Now that I have read my mother’s letters from our time in PNG, I can see her evolution from a Melbourne housewife into a worldly woman whose mind was open to new experiences. The day we were to return to Melbourne, she was inconsolable. I remember looking out the plane window to see Tarbet, Malalek and Bebe standing on the tarmac, all weeping. We begged Mum to bring Bebe with us to Australia. She was our loving, caring playmate, a member of our family. She had made cubbies for us in the jungle, climbed with us into the sweet-smelling frangipani trees, and told us she loved us more than anything in the world. Dad explained that life in Melbourne would not be right for Bebe. Mum cried the whole flight home. Kathy, Greg and I worried about what Bebe would do without us to love her.
3
You know that place between sle
ep and awake, that place where you still remember dreaming? That’s where I’ll always love you. That’s where I’ll be waiting.
J. M. BARRIE
We returned to chilly Melbourne in 1967, back into the neat suburban house on Somer Street in the leafy suburb of Heatherdale. It had been built the year before we left Australia: pale yellowy bricks, a wide front patio with metal railings, on which grew redcurrant vines. A weeping willow tree stood in the front yard, and green mountains of nasturtiums grew along a steep driveway that led down to a dirt road.

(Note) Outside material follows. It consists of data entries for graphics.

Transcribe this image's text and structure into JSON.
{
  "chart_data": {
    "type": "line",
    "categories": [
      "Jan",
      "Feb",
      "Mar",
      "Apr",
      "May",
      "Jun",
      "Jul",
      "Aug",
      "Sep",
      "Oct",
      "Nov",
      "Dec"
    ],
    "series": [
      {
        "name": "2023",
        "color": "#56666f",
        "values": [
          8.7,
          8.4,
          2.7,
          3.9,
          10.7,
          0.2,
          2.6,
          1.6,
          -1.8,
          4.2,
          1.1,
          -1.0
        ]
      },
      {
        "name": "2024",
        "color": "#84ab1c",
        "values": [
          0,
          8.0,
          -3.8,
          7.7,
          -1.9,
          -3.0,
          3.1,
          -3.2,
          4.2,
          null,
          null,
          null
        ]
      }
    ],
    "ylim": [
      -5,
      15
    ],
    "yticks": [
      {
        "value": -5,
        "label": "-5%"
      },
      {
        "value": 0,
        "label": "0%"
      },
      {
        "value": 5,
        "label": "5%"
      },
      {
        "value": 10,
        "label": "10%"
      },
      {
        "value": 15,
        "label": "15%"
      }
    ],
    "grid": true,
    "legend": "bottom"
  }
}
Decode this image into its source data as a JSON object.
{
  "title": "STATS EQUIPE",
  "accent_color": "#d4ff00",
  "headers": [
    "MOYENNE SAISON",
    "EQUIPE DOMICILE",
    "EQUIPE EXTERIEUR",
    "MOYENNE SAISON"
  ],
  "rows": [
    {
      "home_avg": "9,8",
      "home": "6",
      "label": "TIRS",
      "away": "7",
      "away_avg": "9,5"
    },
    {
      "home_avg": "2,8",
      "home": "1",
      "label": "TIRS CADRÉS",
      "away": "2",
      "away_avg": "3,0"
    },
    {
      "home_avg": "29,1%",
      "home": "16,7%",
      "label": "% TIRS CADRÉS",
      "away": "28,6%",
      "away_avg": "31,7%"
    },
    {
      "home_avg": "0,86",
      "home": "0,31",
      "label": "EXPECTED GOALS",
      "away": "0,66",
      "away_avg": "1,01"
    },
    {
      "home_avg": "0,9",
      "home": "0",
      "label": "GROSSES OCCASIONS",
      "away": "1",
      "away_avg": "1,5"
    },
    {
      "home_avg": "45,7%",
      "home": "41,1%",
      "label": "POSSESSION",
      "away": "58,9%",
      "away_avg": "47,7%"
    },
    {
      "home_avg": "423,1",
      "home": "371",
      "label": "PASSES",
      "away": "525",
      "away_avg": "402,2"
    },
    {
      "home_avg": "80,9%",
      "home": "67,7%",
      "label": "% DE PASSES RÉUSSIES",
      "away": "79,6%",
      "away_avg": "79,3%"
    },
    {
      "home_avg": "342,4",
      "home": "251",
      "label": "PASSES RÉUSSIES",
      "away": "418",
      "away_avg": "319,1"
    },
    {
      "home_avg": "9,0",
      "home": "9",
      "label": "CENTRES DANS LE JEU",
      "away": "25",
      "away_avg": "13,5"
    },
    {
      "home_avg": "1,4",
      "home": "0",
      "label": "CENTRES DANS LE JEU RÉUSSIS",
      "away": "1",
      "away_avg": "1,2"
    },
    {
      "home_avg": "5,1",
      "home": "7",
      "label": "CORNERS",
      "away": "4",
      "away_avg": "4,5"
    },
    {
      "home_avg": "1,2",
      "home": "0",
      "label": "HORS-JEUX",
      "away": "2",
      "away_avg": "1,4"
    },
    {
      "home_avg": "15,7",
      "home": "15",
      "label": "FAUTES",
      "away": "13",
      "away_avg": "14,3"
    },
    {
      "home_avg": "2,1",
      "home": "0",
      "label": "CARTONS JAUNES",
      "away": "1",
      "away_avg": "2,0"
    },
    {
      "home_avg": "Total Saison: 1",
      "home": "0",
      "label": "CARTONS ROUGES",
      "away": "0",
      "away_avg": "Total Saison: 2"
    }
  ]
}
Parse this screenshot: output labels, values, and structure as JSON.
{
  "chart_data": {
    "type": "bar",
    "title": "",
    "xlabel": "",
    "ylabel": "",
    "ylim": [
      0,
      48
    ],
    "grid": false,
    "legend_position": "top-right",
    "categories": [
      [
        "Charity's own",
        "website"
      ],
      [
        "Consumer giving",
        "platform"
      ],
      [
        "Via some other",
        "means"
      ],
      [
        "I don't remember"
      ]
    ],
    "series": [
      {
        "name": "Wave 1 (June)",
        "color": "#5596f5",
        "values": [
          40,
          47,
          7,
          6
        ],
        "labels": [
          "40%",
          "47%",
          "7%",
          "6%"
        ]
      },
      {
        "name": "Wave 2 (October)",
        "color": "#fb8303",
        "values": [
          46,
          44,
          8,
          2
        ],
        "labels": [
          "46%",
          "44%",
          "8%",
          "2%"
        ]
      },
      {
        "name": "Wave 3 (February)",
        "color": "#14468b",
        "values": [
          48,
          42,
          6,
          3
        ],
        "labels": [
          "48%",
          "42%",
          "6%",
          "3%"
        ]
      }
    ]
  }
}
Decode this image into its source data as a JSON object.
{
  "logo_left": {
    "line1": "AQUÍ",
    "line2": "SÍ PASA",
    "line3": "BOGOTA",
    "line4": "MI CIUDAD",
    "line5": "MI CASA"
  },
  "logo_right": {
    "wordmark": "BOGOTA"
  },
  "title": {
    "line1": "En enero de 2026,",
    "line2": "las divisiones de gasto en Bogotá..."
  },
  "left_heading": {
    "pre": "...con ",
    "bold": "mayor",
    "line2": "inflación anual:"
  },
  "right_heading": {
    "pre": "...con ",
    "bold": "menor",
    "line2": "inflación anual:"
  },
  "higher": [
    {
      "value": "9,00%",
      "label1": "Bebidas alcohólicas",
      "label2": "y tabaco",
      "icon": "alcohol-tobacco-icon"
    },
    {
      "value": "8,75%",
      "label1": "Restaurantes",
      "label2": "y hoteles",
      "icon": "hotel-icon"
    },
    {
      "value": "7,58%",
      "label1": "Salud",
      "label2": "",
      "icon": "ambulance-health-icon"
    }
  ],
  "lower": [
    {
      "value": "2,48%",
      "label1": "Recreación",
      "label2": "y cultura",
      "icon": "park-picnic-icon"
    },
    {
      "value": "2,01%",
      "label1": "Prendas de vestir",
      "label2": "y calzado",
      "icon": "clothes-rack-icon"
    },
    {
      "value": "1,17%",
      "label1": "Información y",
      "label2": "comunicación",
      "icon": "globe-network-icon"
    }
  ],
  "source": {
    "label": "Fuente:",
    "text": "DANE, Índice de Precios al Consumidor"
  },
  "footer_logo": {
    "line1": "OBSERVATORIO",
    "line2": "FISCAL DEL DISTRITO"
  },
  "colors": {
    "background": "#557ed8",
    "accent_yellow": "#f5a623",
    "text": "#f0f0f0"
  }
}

As soon as we arrived back, my asthma flared up. The brutal Melbourne winter affected my lungs so badly that I spent many long nights in the steamy bathroom, the only place I could get some relief. Mum would stay up with me, sitting on the floor next to the tub, while the taps ran hot and I breathed in the steam. In our lounge room we had an old-fashioned divan that Mum called my coughing couch. On bad nights she made a bed for me there and I slept sitting up. Other times she would lie me on the coughing couch facedown. My head hung over the end, a bowl on the floor beneath my face. Mum would hit my back the way the doctors had shown her, trying to get what she called the ‘corks and plugs’ out of my lungs.
I was often too sick to go to school. Mum, who was now working as a secondary school teacher, would drop me off at Grandma Wood’s, where I lay wheezing on her couch, watching her TV shows with her. My favourites were the old black-and-white Barbara Stanwyck, Joan Crawford and Bette Davis movies. I napped through the Mike Walsh midday talk show, then in the afternoons we watched Australian shows. Grandma loved Homicide and Division 4.